This Week In Techdirt History: November 30th – December 6th

from the adventures-and-misadventures dept

Five Years Ago

There were plenty of (mis)adventures in the world of newspapers this week in 2009. Some were trying out paywalls, Rupert Murdoch was demanding the feds stay out of the news business (except when he wants their help), Dallas News made the questionable decision to make journalists report to ad sales managers, some students were blocked from publishing their school paper in Illinois, and a brand new daily newspaper in Detroit lasted only a week before shutting down.

This week we were also still tracking the UK’s Digital Economy Bill pushed by Peter Mandelson, which was already facing opposition from some politicians and tech companies, and spurred one indie label boss to resign from BPI and IFPI committees. In a follow-up to Dear Lilly, friend-of-Techdirt Dan Bull released a new open letter, Dear Mandy:

Ten Years Ago

In a recent history column, we talked about the fact that Bill Gates was getting 4-million spam emails a day in 2004. Well, looking back on posts from this week ten years ago, it appears that wasn’t quite true: Steve Ballmer admitted he was exaggerating, and the number is actually 4-million a year.

Also this week: we got yet more evidence that speed cameras don’t work and saw some of the hilarious excuses people use to get out of the tickets; we continued following the murmurs about global satellite projects following Google’s purchase of Keyhole (that would lead to Google Earth); we pointed out that telco talk about “voice, video and data” is stupid, since all three are just data; and we mused about the future of music distribution online, since the idea that subscription streaming services might replace digital downloads was gaining steam.

Finally, this week in 2004, Techdirt got a big mention in the Wall Street Journal (and the article is still there but, alas, behind a paywall).

Fifteen Years Ago

As the world drew closer to the year 2000, not-actually-millennium-fever pervaded the culture, leading Wired to go maybe a little too in-depth on the subject of 2000 not really being the start of a new millennium. Speaking of Wired, this week in 1999 also saw the launch of the Vapourware Awards, though sadly the link in that post is one of the few that seems to no longer be working on Wired.
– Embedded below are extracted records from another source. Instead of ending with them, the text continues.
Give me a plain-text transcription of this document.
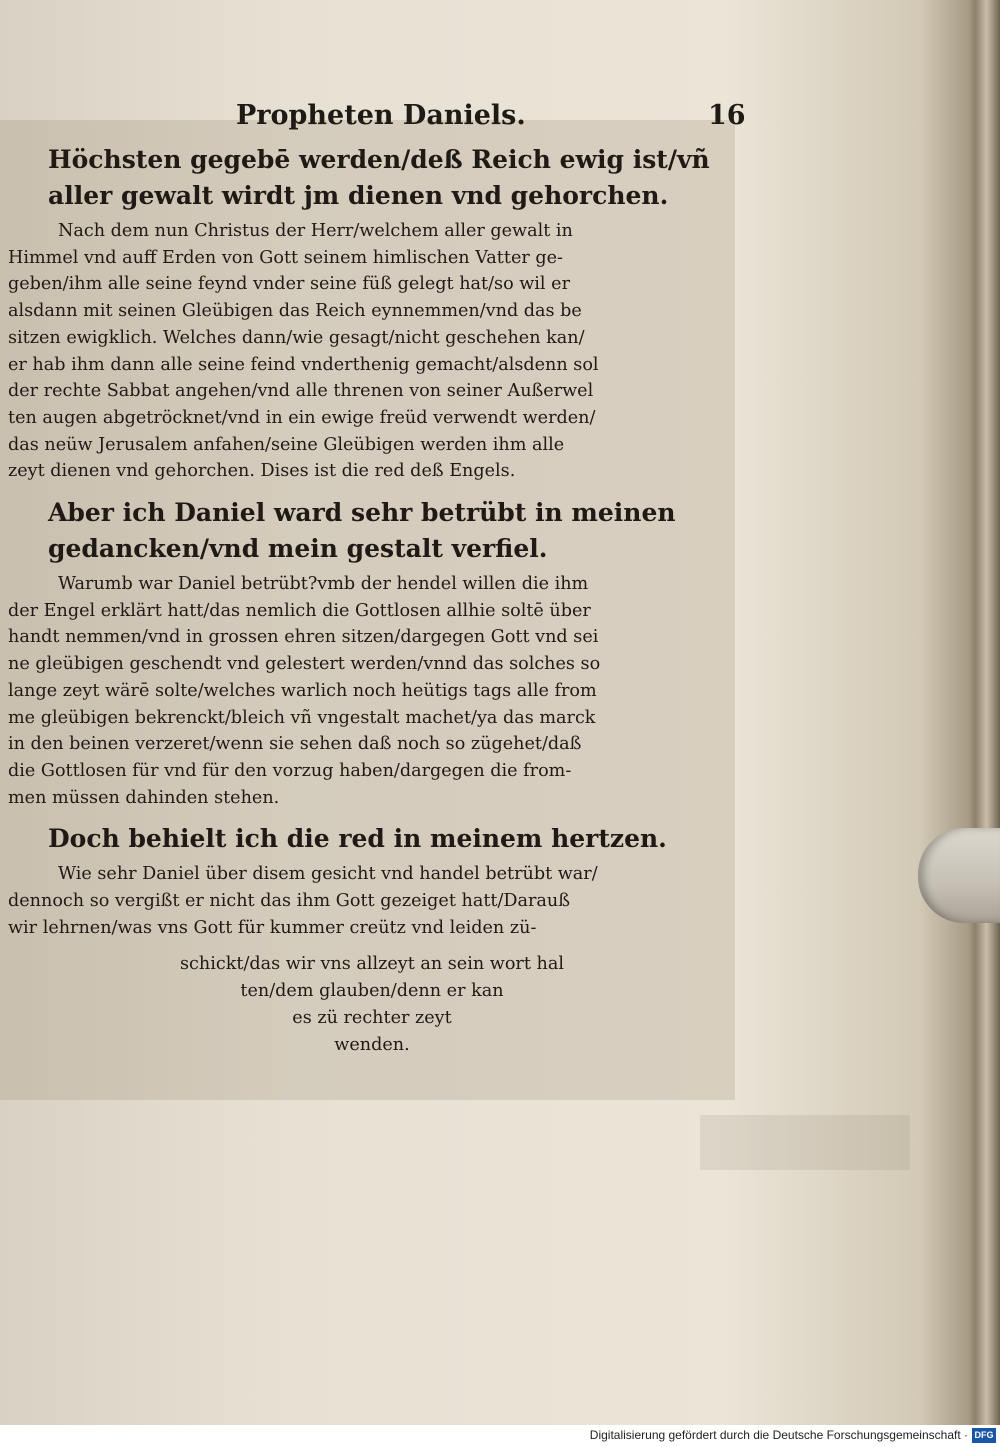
Propheten Daniels.	16
Höchsten gegebē werden/deß Reich ewig ist/vñ
aller gewalt wirdt jm dienen vnd gehorchen.
Nach dem nun Christus der Herr/welchem aller gewalt in
Himmel vnd auff Erden von Gott seinem himlischen Vatter ge-
geben/ihm alle seine feynd vnder seine füß gelegt hat/so wil er
alsdann mit seinen Gleübigen das Reich eynnemmen/vnd das be
sitzen ewigklich. Welches dann/wie gesagt/nicht geschehen kan/
er hab ihm dann alle seine feind vnderthenig gemacht/alsdenn sol
der rechte Sabbat angehen/vnd alle threnen von seiner Außerwel
ten augen abgetröcknet/vnd in ein ewige freüd verwendt werden/
das neüw Jerusalem anfahen/seine Gleübigen werden ihm alle
zeyt dienen vnd gehorchen. Dises ist die red deß Engels.
Aber ich Daniel ward sehr betrübt in meinen
gedancken/vnd mein gestalt verfiel.
Warumb war Daniel betrübt?vmb der hendel willen die ihm
der Engel erklärt hatt/das nemlich die Gottlosen allhie soltē über
handt nemmen/vnd in grossen ehren sitzen/dargegen Gott vnd sei
ne gleübigen geschendt vnd gelestert werden/vnnd das solches so
lange zeyt wärē solte/welches warlich noch heütigs tags alle from
me gleübigen bekrenckt/bleich vñ vngestalt machet/ya das marck
in den beinen verzeret/wenn sie sehen daß noch so zügehet/daß
die Gottlosen für vnd für den vorzug haben/dargegen die from-
men müssen dahinden stehen.
Doch behielt ich die red in meinem hertzen.
Wie sehr Daniel über disem gesicht vnd handel betrübt war/
dennoch so vergißt er nicht das ihm Gott gezeiget hatt/Darauß
wir lehrnen/was vns Gott für kummer creütz vnd leiden zü-
schickt/das wir vns allzeyt an sein wort hal
ten/dem glauben/denn er kan
es zü rechter zeyt
wenden.
Digitalisierung gefördert durch die Deutsche Forschungsgemeinschaft · DFG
In the news world, it was a simpler time: classified ads were still going strong, and some papers had the bright idea to charge a premium to include a URL in an ad. At least one person in the book publishing world had a better idea of what was happening: a major name at Random House was predicting the ascendence of electronic publishing. Everyone was wondering what the killer app for wireless internet would be, not to mention the associated codes of etiquette.

Forty-Five Years Ago

Well, this is a big one: on December 5th, 1969, just over a month after the very first ARPANET message was sent, the entire original four-node network was established. It consisted of routers at UCLA, UCSB, the University of Utah, and the Stanford Research Institute. Within a few months the ARPANET would connect to the East Coast, and by 1981 had over 200 host computers with a new one connecting every 20 days.

BONUS: Five-Thousand Three-Hundred And Fifty-Four Years Ago

Okay, it’s not much of a Techdirt topic, but it’s rare that you get to go back over five-thousand years and still pin something to an exact date, so let’s enjoy it: though it’s not universally accepted, there’s a stone in Ireland that appears to depict the oldest human record of a solar eclipse, which took place on November 30th, 3340 BCE. The archaeological and astronomical evidence is an interesting read (if you’re into that kind of thing).